Holocaust Survivor Killed In Virginia Tech Shootings Trying To Save Students
Tuesday, April 17th 2007, 4:58 pm
News On 6
JERUSALEM (AP) _ Liviu Librescu survived the Nazi Holocaust. He died trying to keep a gunman from shooting his students in a killing spree at Virginia Tech _ a heroic feat later recounted in e-mails from students to his wife.
Librescu, an aeronautics engineer and teacher at the school for 20 years, saved the lives of several students by using his body to barricade a classroom door before he was gunned down in Monday's massacre, which coincided with Holocaust Remembrance Day.
His son, Joe Librescu, The Associated Press on Tuesday that his mother received e-mails from students shortly after learning of her husband's death.
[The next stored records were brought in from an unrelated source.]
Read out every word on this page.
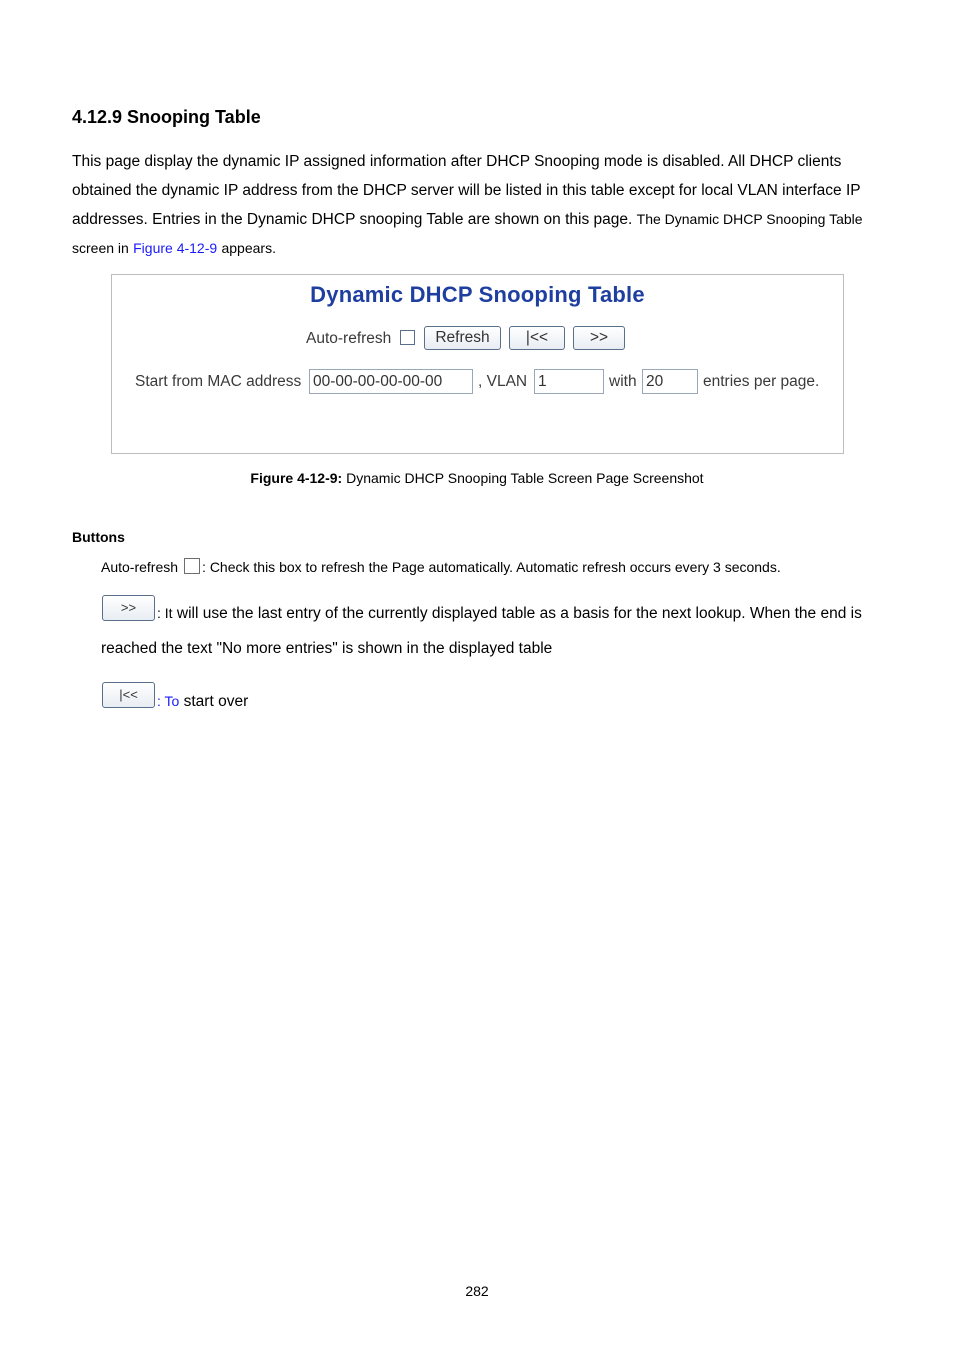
4.12.9 Snooping Table
This page display the dynamic IP assigned information after DHCP Snooping mode is disabled. All DHCP clients obtained the dynamic IP address from the DHCP server will be listed in this table except for local VLAN interface IP addresses. Entries in the Dynamic DHCP snooping Table are shown on this page. The Dynamic DHCP Snooping Table screen in Figure 4-12-9 appears.
Dynamic DHCP Snooping Table
Auto-refresh	Refresh	|<<	>>
Start from MAC address 00-00-00-00-00-00	, VLAN 1	with 20	entries per page.
Figure 4-12-9: Dynamic DHCP Snooping Table Screen Page Screenshot
Buttons
Auto-refresh : Check this box to refresh the Page automatically. Automatic refresh occurs every 3 seconds.
>>	: It will use the last entry of the currently displayed table as a basis for the next lookup. When the end is
reached the text "No more entries" is shown in the displayed table
|<<	: To start over
282
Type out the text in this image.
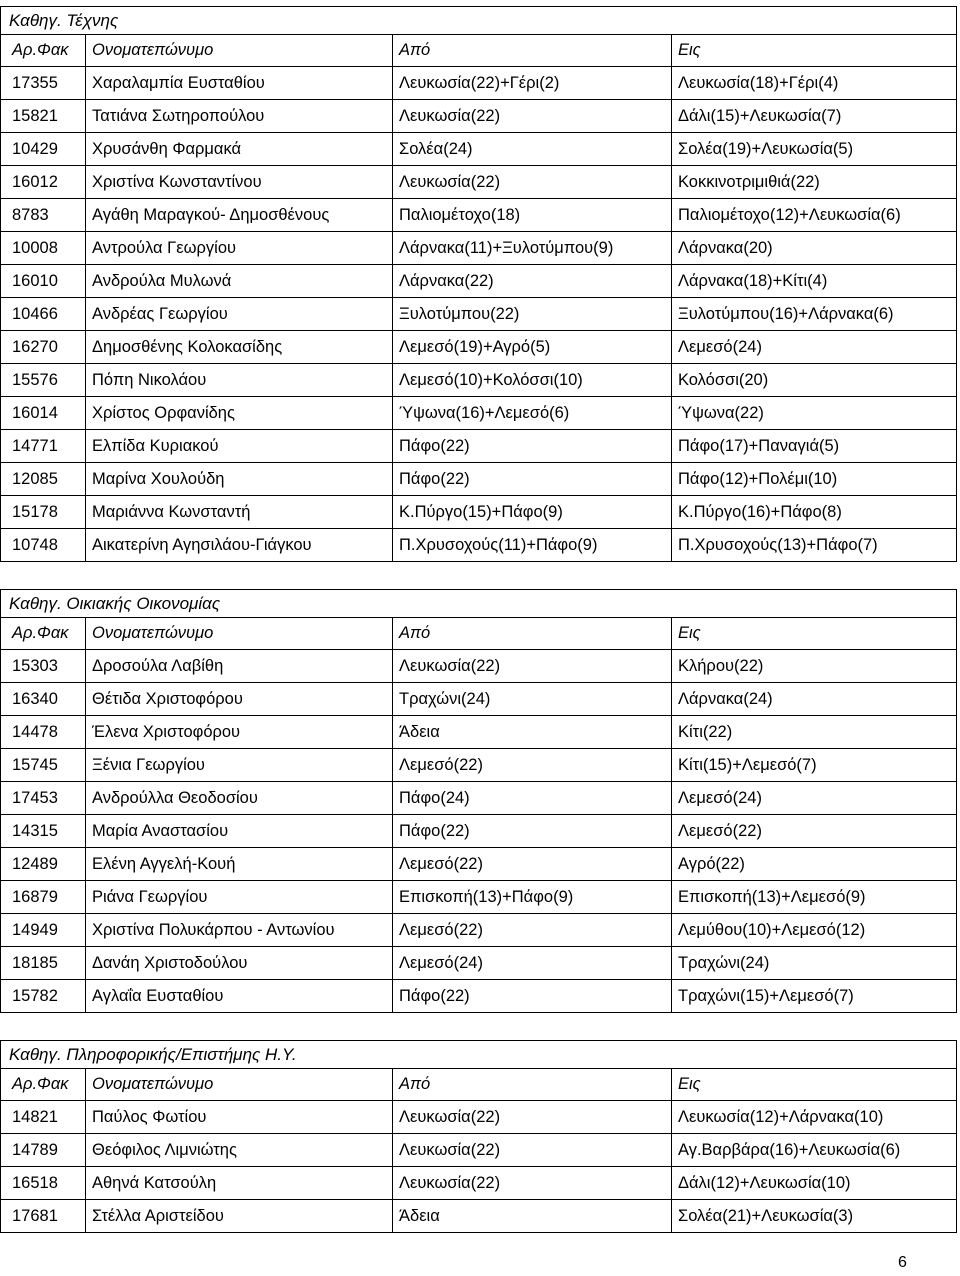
Καθηγ. Τέχνης
Αρ.Φακ Ονοματεπώνυμο	Από	Εις
17355 Χαραλαμπία Ευσταθίου	Λευκωσία(22)+Γέρι(2)	Λευκωσία(18)+Γέρι(4)
15821 Τατιάνα Σωτηροπούλου	Λευκωσία(22)	Δάλι(15)+Λευκωσία(7)
10429 Χρυσάνθη Φαρμακά	Σολέα(24)	Σολέα(19)+Λευκωσία(5)
16012 Χριστίνα Κωνσταντίνου	Λευκωσία(22)	Κοκκινοτριμιθιά(22)
8783	Αγάθη Μαραγκού- Δημοσθένους	Παλιομέτοχο(18)	Παλιομέτοχο(12)+Λευκωσία(6)
10008 Αντρούλα Γεωργίου	Λάρνακα(11)+Ξυλοτύμπου(9)	Λάρνακα(20)
16010 Ανδρούλα Μυλωνά	Λάρνακα(22)	Λάρνακα(18)+Κίτι(4)
10466 Ανδρέας Γεωργίου	Ξυλοτύμπου(22)	Ξυλοτύμπου(16)+Λάρνακα(6)
16270 Δημοσθένης Κολοκασίδης	Λεμεσό(19)+Αγρό(5)	Λεμεσό(24)
15576 Πόπη Νικολάου	Λεμεσό(10)+Κολόσσι(10)	Κολόσσι(20)
16014 Χρίστος Ορφανίδης	Ύψωνα(16)+Λεμεσό(6)	Ύψωνα(22)
14771 Ελπίδα Κυριακού	Πάφο(22)	Πάφο(17)+Παναγιά(5)
12085 Μαρίνα Χουλούδη	Πάφο(22)	Πάφο(12)+Πολέμι(10)
15178 Μαριάννα Κωνσταντή	Κ.Πύργο(15)+Πάφο(9)	Κ.Πύργο(16)+Πάφο(8)
10748 Αικατερίνη Αγησιλάου-Γιάγκου	Π.Χρυσοχούς(11)+Πάφο(9)	Π.Χρυσοχούς(13)+Πάφο(7)
Καθηγ. Οικιακής Οικονομίας
Αρ.Φακ Ονοματεπώνυμο	Από	Εις
15303 Δροσούλα Λαβίθη	Λευκωσία(22)	Κλήρου(22)
16340 Θέτιδα Χριστοφόρου	Τραχώνι(24)	Λάρνακα(24)
14478 Έλενα Χριστοφόρου	Άδεια	Κίτι(22)
15745 Ξένια Γεωργίου	Λεμεσό(22)	Κίτι(15)+Λεμεσό(7)
17453 Ανδρούλλα Θεοδοσίου	Πάφο(24)	Λεμεσό(24)
14315 Μαρία Αναστασίου	Πάφο(22)	Λεμεσό(22)
12489 Ελένη Αγγελή-Κουή	Λεμεσό(22)	Αγρό(22)
16879 Ριάνα Γεωργίου	Επισκοπή(13)+Πάφο(9)	Επισκοπή(13)+Λεμεσό(9)
14949 Χριστίνα Πολυκάρπου - Αντωνίου	Λεμεσό(22)	Λεμύθου(10)+Λεμεσό(12)
18185 Δανάη Χριστοδούλου	Λεμεσό(24)	Τραχώνι(24)
15782 Αγλαΐα Ευσταθίου	Πάφο(22)	Τραχώνι(15)+Λεμεσό(7)
Καθηγ. Πληροφορικής/Επιστήμης Η.Υ.
Αρ.Φακ Ονοματεπώνυμο	Από	Εις
14821 Παύλος Φωτίου	Λευκωσία(22)	Λευκωσία(12)+Λάρνακα(10)
14789 Θεόφιλος Λιμνιώτης	Λευκωσία(22)	Αγ.Βαρβάρα(16)+Λευκωσία(6)
16518 Αθηνά Κατσούλη	Λευκωσία(22)	Δάλι(12)+Λευκωσία(10)
17681 Στέλλα Αριστείδου	Άδεια	Σολέα(21)+Λευκωσία(3)
6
``My father blocked the doorway with his body and asked the students to flee,'' Joe Librescu said in a telephone interview from his home outside of Tel Aviv. ``Students started opening windows and jumping out.''
The gunman, identified as 23-year-old Cho Seung-Hui, an English major and native of South Korea, killed 32 people before committing suicide, officials said, in what was the deadliest shooting rampage in modern U.S. history.
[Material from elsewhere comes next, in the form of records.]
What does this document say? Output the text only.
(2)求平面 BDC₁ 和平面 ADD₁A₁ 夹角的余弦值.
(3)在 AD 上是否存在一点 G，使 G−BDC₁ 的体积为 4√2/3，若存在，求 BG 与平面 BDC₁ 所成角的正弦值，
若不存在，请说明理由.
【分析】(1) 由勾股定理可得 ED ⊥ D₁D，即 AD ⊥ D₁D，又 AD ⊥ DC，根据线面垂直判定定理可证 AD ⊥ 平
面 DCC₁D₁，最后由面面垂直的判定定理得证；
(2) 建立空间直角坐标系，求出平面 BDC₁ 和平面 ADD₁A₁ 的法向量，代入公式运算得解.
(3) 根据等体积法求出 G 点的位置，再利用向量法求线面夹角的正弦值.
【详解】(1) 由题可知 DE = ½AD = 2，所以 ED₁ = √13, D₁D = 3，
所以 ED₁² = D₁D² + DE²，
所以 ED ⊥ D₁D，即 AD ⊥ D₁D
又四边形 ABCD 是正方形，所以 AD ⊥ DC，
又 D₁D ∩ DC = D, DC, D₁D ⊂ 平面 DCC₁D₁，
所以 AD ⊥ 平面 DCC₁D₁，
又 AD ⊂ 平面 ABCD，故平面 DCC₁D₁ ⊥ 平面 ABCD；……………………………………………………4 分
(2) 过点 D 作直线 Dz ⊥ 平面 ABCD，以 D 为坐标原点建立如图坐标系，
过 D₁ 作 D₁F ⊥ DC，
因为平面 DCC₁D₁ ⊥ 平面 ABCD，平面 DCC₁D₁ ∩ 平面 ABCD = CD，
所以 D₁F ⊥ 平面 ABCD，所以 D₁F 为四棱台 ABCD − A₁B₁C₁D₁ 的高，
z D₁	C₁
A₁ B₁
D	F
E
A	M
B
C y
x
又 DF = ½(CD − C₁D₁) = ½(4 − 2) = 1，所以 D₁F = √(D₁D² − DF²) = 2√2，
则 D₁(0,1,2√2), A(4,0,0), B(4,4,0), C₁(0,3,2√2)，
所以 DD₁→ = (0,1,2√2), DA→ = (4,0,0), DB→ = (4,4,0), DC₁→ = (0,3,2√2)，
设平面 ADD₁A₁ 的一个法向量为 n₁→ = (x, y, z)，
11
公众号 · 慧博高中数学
Librescu, 76, had known hardship since his childhood.
When Romania joined forces with Nazi Germany in World War II, he was first interned at a labor camp in Transnistria and then deported along with his family and thousands of other Jews to a ghetto in the Romanian city of Focsani, his son said.
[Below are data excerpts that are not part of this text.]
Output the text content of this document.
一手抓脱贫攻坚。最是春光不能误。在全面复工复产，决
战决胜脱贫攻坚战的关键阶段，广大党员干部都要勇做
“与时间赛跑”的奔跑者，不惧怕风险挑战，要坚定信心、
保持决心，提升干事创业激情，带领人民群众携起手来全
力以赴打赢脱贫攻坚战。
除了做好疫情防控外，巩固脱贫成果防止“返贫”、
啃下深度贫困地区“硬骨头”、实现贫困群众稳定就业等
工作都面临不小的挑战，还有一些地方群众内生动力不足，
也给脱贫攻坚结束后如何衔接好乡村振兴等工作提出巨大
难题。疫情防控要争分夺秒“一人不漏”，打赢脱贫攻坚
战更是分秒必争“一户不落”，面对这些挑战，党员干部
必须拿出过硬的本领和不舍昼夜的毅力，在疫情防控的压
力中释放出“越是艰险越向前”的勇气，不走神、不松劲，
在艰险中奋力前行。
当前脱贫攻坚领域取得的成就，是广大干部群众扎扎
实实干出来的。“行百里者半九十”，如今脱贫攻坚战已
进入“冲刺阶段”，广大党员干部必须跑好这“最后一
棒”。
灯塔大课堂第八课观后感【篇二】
According to a report compiled by the Romanian government in 2004, between 280,000 and 380,000 Jews were killed by Romania's Nazi-allied regime during the war.
``We were in Romania during the Second World War, and we were Jews there among the Germans, and among the anti-Semitic Romanians,'' Marlena Librescu told Israeli Channel 10 TV on Tuesday.
After the war, Librescu became a successful engineer under the postwar communist government and worked at Romania's aerospace agency. But his career was stymied in the 1970s because he refused to swear allegiance to dictator Nicolae Ceausescu's regime, his son said, and he was later fired when he requested permission to move to Israel.
After years of government refusal, according to his son, Israeli Prime Minister Menachem Begin personally intervened to get the family an emigration permit. They moved to Israel in 1978.
Librescu left Israel for Virginia in 1985 for a year sabbatical, but eventually made the move permanent, said Joe Librescu, who himself studied at Virginia Tech from 1989-1994. The elder Librescu, who was an engineering and math lecturer at the school, published extensively and received numerous awards for his work.
``His work was his life in a sense,'' his son said.
In Romania, the academic community mourned Librescu's death.
``It is a great loss,'' said Ecaterina Andronescu, rector of the Polytechnic University in Bucharest, where Librescu graduated in 1953. ``We have immense consideration for the way he reacted and defended his students with his life.''
At the university, where Librescu received an honorary degree in 2000, his picture was placed on a table and a candle was lit. People lay flowers nearby.
Professor Nicolae Serban Tomescu described Librescu as ``strong and dignified.''
``He had a huge affection for his students and he sacrificed his life for them,'' Tomescu told AP Television News.